Objectives Changes of routine disease management associated with COVID‐19 lockdown might have potentially affected the clinical course of juvenile idiopathic arthritis (JIA). Aim of our study was to assess the rate of disease flare before and during COVID‐19 lockdown to investigate its impact on disease course in JIA children. Methods A single‐center retrospective study was conducted, including patients presenting inactive JIA between September 1 st , 2018 and March 9 th , 2019 (group A) and between September 1 st , 2019 and March 9 th , 2020 (group B). For each patient, demographic and clinical data were collected. The rate of JIA flare from March 10 th , 2019 to June 30 th , 2019 for group A and from March 10 th , 2020 to June 30 th , 2020 for group B was compared. Results Group A included 126 patients and group B 124 patients.
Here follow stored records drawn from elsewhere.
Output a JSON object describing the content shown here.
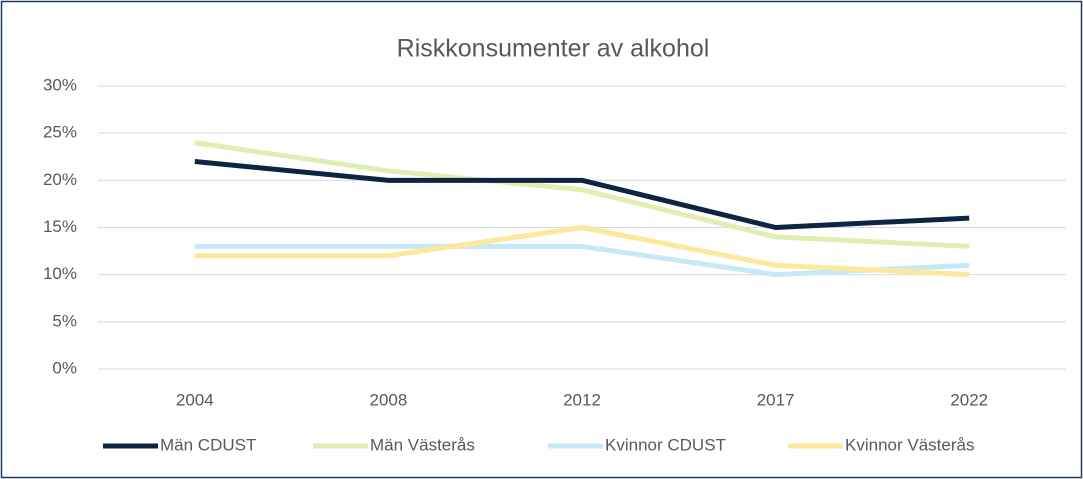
{
  "chart_data": {
    "type": "line",
    "title": "Riskkonsumenter av alkohol",
    "categories": [
      "2004",
      "2008",
      "2012",
      "2017",
      "2022"
    ],
    "series": [
      {
        "name": "Män CDUST",
        "color": "#0d2443",
        "values": [
          22,
          20,
          20,
          15,
          16
        ]
      },
      {
        "name": "Män Västerås",
        "color": "#e0efb1",
        "values": [
          24,
          21,
          19,
          14,
          13
        ]
      },
      {
        "name": "Kvinnor CDUST",
        "color": "#c6e9f8",
        "values": [
          13,
          13,
          13,
          10,
          11
        ]
      },
      {
        "name": "Kvinnor Västerås",
        "color": "#fde99b",
        "values": [
          12,
          12,
          15,
          11,
          10
        ]
      }
    ],
    "ylim": [
      0,
      30
    ],
    "yticks": [
      {
        "value": 0,
        "label": "0%"
      },
      {
        "value": 5,
        "label": "5%"
      },
      {
        "value": 10,
        "label": "10%"
      },
      {
        "value": 15,
        "label": "15%"
      },
      {
        "value": 20,
        "label": "20%"
      },
      {
        "value": 25,
        "label": "25%"
      },
      {
        "value": 30,
        "label": "30%"
      }
    ],
    "grid": true,
    "legend": "bottom"
  }
}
Statistical analysis did not show significant differences among the two cohorts with respect to age, sex, age of JIA onset, JIA subtype, co‐occurrence of uveitis, ANA positivity and past or ongoing medications. The rate of disease flare during lockdown at time of first COVID‐19 pandemic wave, was significantly higher in comparison to the previous year (16.9% vs 6.3%, p=0.009). Conclusion Our study showed that COVID‐19 lockdown was associated with a higher rate of joint inflammation in JIA children. This finding has a considerable clinical implication, since restrictive measures may be necessary in order to contain pandemics. Our data highlight the need for rearrangement in the home and healthcare management of JIA children during lockdowns.